Official implementation of the paper: Can Slow-thinking LLMs Reason Over Time: Empirical Studies in Time Series Forecasting
We propose TimeReasoner, an extensive empirical study that formulates TSF as a conditional reasoning task. We design a series of prompting strategies to elicit inference-time reasoning from pretrained slow-thinking LLMs and evaluate their performance across diverse TSF benchmarks.
Our findings reveal that slow-thinking LLMs exhibit non-trivial zero-shot forecasting capabilities, especially in capturing high-level trends and contextual shifts. While preliminary, our study surfaces important insights into the reasoning behaviors of LLMs in temporal domains highlighting both their potential and limitations. We hope this work catalyzes further research into reasoning-based forecasting paradigms and paves the way toward more interpretable and generalizable TSF frameworks.
Time series forecasting (TSF) is a cornerstone task in numerous fields, including finance, energy, and healthcare. Its core goal is to predict the future trajectory of a target variable based on historical observations and auxiliary information. While existing methods (ranging from classical statistical models to modern deep learning) have achieved remarkable success, most of them adhere to a "fast-thinking" paradigm, directly mapping inputs to outputs through a single-step inference, lacking intermediate, explicit reasoning steps.
Meanwhile, "slow-thinking" large language models (such as ChatGPT-o1 and DeepSeek-R1) capable of multi-step reasoning have demonstrated impressive performance in various domains. This raises a key question: Can "slow-thinking" large language models effectively reason about temporal patterns to support time series forecasting, even in zero-shot scenarios? To this end, the research team proposed TimeReasoner, which reformulates TSF as a conditional reasoning task and systematically explores the reasoning behavior of LLMs on time series data.
TimeReasoner frames time series forecasting as a conditional reasoning problem, where the LLM generates forecasts by interpreting structured natural language prompts. Its core framework (shown in Figure 2) includes the following key components:
To support effective time series reasoning, TimeReasoner employs multimodal prompts, combining:
- Raw time series in original space: Directly using unnormalized raw data, it preserves the true magnitude and fluctuation of values, enabling the model to understand absolute values and real-world changes.
- Timestamp feature: Introducing raw timestamps enables the model to identify absolute temporal locations (such as specific dates or hours) and relative patterns (such as periodicity or time intervals), which is crucial for time series reasoning.
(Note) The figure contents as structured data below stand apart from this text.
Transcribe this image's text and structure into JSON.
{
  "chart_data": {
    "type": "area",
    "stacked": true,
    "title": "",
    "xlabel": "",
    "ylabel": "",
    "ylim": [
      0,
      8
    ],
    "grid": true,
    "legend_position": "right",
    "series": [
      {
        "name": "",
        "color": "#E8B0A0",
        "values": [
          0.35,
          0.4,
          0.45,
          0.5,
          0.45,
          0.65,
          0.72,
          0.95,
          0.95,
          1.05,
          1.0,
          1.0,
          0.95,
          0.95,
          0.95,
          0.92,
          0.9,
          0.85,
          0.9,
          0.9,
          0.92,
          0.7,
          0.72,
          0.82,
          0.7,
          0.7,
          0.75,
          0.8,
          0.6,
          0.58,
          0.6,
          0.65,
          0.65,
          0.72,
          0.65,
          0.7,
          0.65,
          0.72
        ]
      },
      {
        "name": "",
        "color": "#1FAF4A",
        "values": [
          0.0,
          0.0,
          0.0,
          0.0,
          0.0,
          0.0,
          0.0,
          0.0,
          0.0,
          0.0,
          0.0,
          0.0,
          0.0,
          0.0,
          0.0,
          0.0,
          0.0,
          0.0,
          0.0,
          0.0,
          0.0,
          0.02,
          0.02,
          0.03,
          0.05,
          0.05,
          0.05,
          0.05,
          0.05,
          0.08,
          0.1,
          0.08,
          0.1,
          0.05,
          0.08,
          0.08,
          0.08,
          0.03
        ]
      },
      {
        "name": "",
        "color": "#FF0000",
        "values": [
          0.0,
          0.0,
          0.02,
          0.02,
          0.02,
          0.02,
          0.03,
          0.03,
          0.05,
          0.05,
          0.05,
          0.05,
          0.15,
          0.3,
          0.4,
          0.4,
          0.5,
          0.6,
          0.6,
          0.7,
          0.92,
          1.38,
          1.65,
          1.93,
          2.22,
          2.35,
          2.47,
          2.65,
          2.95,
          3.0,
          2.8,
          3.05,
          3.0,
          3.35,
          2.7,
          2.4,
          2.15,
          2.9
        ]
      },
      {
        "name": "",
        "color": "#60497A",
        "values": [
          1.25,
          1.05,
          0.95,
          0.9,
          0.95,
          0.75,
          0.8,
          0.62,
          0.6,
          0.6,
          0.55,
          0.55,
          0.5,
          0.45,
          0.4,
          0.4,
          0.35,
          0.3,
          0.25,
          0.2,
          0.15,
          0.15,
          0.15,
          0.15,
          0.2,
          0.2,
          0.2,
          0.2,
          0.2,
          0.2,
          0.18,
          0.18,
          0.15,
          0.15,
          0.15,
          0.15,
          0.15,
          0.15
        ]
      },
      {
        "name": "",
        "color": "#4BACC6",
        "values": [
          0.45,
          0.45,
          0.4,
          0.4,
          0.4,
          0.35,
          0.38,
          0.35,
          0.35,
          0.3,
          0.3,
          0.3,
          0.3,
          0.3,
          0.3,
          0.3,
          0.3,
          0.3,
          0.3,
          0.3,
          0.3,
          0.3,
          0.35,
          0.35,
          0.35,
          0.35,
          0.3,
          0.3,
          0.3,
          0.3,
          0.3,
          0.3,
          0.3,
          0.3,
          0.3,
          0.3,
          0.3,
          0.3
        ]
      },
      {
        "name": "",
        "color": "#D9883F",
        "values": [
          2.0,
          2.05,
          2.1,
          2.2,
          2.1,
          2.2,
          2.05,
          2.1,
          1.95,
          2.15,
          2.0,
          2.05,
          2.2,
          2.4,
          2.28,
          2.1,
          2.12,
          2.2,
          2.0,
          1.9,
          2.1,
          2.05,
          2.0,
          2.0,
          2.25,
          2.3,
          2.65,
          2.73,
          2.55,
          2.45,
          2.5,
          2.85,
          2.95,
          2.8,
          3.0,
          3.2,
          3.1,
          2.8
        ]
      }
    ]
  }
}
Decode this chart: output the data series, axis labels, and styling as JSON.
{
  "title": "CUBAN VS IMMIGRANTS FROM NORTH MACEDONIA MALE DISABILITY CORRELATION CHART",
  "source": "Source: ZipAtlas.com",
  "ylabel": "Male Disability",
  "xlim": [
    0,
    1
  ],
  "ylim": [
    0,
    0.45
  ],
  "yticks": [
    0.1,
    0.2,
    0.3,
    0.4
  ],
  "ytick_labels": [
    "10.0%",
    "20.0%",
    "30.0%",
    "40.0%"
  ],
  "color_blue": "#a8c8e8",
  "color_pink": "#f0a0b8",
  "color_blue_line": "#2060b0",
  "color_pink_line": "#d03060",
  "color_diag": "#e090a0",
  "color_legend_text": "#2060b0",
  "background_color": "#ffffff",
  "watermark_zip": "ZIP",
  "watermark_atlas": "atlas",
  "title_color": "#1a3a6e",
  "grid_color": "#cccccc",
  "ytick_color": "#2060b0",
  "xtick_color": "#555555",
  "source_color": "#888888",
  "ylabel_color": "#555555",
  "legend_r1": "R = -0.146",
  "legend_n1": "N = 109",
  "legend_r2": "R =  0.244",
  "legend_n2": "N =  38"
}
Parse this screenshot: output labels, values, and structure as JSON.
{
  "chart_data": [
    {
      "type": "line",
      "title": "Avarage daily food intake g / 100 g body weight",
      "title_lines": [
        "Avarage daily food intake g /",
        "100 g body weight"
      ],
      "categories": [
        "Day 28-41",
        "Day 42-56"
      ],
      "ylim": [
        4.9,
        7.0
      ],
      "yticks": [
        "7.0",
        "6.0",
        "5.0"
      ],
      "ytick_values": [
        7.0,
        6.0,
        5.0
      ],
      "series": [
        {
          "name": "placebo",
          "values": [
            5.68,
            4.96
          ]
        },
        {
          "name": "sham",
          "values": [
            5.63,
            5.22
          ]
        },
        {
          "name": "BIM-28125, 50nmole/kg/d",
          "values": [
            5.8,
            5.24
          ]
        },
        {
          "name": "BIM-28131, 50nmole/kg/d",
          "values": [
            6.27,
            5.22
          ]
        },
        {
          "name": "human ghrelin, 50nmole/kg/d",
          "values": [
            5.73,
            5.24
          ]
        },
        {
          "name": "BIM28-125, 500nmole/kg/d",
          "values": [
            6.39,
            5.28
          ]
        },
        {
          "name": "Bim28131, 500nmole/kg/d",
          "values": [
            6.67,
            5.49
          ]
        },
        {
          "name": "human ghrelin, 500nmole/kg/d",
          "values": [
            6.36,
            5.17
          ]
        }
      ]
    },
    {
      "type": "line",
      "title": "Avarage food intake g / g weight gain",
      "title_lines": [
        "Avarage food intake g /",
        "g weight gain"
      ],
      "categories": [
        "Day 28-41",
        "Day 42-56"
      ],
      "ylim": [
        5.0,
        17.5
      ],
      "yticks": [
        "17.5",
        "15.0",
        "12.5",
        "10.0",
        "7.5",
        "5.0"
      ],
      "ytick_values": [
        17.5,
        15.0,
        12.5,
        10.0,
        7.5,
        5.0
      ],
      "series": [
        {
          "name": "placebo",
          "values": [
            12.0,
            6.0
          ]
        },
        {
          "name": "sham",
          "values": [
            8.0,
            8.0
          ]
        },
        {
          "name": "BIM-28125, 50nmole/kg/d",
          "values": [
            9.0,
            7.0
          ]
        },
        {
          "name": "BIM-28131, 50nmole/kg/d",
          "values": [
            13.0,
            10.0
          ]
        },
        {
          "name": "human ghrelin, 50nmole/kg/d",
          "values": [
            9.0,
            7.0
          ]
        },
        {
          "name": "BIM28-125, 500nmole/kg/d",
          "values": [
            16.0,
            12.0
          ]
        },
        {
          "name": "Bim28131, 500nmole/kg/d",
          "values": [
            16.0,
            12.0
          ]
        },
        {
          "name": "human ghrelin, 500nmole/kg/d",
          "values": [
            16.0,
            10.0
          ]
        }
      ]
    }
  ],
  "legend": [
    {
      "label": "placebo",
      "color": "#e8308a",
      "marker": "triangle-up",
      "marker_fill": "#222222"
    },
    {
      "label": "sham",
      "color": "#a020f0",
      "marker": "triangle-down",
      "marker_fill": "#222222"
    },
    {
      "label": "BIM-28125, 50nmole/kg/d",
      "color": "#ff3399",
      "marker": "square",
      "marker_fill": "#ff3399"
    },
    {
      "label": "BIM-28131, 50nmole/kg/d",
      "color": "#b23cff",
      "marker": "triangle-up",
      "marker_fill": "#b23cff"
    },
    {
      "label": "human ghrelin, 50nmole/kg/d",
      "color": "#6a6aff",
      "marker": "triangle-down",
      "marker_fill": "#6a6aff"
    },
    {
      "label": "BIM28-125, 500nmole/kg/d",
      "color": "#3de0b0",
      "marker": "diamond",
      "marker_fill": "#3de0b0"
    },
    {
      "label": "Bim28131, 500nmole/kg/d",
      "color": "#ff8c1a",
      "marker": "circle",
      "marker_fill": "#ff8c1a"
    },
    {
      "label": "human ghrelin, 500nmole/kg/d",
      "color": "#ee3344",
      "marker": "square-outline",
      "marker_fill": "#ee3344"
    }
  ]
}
- Contextual feature descriptions: Provide contextual information to natural language descriptions, such as domain knowledge and channel-specific semantics, helping the LLM align numerical data with real-world meaning, enhancing task relevance and interpretability.
TimeReasoner explored three different reasoning paradigms to evaluate the capabilities of "slow-thinking" LLMs:
- One-Shot Reasoning: The LLM performs a comprehensive reasoning process on a given input, internally completing the required multi-step logic and directly outputting a complete set of predictions.
- Decoupled Reasoning: The LLM aims to produce a comprehensive output, but the process is decoupled. The model generates a partial thought, reflects on it, and then continues, forming a "generate-reflect-generate" cycle within a single reasoning shot to achieve more refined multi-step reasoning.
- Rollout Reasoning: The LLM generates predictions incrementally, producing a partial result at each step. This process involves multiple iterative rounds, with each output serving as context for the next, allowing the model to gradually build the final, complete result.